Practice self-care like a lighthouse, let your problems crash all around you but avoid it by gazing mindlessly off into the distance.
Me: asks my oldest son to do anything at all
Him: plays dead
no one:
contestants on every singing show: hi my life is really sad
Ah, quarantine. But first, I will meet up with 500 people at the grocery store to fight over beans.
NFL catch rules are absurd. “Even though it looked like he caught it, he hadn’t accepted the ball into his heart. Therefore, incomplete.”
3-year-old: There’s a spider on the carpet!
Me: Haha, that’s just a piece of fuzz.
*fuzz moves*
Me: EVERYBODY OUT OF THE HOUSE!
My wife says I’ve placed unreasonable expectations on our kids, but I think Superman and Wolverine will turn out just fine.
Yesterday my 3 year old had a meltdown & threw her water bottle at our cat. After she calmed down I said, “I don’t think it was very kind to throw your bottle at the cat. Maybe you should apologize.” So she said sorry to the water bottle
Me: What fresh hell is this?
Satan: *turns to camera, winks* Thanks, Febreze!
There’s no crisis in life that frying a potato can’t solve
Interviewer: “Do you consider yourself a punctual person?”
Me: “I was born three months premature.”
me: ok, we’re all tired, let’s go to bed
5yo: what did you do to be tired?
me: *eye twitches*
just found out Mr. Miyagi’s first name was Trent, I hate hollywood
I’m never more independent than when a spider offers to help me with something.
ME: I wish I was a little bit taller
GENIE: done
M: I wish I was a baller
G: done
M: I wish I knew the rest of the lyrics
G: done
M: dammit
You can tell a lot about a person by their avi.
For instance if they use an egg, they’re probably a chicken.
I got 99 tabs open but my work ain’t one.
Just watched a guy walk out of the tanning place and immediately light a cigarette. Slow down, buddy. Don’t get all the cancer today!
date: did you just eat a fry off the dirty ground?
me: first of all, potatoes grow in the ground.
Actually, until you cut into it it’s chocolate *magma* cake. If you could just bring me a menu with the proper nomenclature that’d be great.
[Commercial for Milk]
Tired of dipping your hot dog in boring old water?!

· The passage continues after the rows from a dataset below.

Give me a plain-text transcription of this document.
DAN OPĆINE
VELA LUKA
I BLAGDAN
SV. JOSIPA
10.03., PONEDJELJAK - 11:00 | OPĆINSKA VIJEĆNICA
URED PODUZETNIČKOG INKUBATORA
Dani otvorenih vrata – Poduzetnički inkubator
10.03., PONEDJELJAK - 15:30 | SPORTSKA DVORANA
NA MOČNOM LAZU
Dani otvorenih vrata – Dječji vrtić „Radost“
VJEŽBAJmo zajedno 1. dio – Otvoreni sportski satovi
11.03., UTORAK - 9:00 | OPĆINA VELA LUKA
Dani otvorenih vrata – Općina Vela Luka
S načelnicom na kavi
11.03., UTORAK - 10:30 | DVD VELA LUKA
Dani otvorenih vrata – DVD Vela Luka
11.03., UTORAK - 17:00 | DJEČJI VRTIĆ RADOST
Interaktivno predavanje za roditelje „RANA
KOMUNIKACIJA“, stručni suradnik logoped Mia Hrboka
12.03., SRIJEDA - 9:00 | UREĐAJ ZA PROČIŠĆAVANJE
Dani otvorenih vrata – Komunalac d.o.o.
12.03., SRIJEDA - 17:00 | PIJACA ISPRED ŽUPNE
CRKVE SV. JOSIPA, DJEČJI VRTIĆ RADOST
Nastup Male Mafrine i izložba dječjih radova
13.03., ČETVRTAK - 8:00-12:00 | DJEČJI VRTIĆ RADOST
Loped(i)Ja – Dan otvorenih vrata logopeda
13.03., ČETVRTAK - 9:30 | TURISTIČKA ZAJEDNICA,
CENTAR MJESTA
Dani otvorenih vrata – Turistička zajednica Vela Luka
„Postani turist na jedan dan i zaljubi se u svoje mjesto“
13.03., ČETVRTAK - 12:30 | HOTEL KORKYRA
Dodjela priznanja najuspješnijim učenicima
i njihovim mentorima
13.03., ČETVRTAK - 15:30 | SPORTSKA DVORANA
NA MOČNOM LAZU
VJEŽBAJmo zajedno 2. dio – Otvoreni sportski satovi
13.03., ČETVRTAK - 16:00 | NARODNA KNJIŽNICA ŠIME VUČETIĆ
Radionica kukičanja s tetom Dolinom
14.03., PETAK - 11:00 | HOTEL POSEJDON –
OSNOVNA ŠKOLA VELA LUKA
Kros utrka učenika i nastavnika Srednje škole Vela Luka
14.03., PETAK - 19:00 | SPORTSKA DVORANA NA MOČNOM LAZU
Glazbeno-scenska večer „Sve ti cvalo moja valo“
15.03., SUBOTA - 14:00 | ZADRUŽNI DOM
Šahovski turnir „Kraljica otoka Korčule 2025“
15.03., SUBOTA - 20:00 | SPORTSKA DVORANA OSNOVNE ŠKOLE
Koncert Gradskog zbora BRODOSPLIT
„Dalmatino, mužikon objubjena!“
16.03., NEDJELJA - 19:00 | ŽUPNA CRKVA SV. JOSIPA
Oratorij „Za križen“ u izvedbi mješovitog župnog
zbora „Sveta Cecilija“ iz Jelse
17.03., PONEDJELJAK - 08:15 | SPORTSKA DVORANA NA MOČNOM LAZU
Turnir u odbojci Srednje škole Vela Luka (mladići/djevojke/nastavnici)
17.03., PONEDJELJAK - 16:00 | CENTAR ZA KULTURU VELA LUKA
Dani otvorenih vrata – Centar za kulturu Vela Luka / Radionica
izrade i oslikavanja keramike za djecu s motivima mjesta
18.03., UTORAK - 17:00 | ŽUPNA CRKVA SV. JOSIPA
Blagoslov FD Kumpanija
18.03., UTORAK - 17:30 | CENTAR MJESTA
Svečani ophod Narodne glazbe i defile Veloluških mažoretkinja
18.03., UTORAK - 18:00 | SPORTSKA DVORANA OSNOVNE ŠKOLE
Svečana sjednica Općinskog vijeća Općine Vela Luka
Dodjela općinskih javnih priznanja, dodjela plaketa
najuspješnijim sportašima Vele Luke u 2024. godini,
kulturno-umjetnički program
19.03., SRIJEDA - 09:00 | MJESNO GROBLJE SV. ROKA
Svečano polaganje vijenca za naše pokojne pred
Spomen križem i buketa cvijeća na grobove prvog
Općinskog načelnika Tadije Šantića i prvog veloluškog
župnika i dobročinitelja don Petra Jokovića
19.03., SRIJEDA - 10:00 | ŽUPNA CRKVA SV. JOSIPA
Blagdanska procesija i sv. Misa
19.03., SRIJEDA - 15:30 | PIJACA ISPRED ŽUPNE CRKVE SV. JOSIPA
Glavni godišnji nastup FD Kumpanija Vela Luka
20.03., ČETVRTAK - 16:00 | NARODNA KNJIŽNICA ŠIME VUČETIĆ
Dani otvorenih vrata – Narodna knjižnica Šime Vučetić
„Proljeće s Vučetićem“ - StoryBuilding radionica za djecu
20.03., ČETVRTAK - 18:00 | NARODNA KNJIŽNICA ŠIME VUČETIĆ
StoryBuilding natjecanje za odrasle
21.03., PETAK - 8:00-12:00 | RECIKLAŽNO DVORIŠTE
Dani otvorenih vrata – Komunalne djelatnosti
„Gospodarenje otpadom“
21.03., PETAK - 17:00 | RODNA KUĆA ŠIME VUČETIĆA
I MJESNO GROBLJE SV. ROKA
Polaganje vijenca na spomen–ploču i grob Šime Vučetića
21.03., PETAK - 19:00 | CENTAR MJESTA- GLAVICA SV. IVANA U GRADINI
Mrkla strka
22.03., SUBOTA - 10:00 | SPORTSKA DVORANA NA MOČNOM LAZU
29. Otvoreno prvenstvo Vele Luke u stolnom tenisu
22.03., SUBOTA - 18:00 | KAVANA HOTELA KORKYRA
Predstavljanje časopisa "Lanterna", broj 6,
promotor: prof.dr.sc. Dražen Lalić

Waitress says “Say when” when grating my cheese. I never say when. The room fills with parmesan. There are no survivors.
I just heard that most of the babies recently born in New Zealand take a moment to look around then loudly say, “Ohhh, HELL YEAH!”
Make librarians cry by calling it a “Book Museum” while taking pictures with your iPad.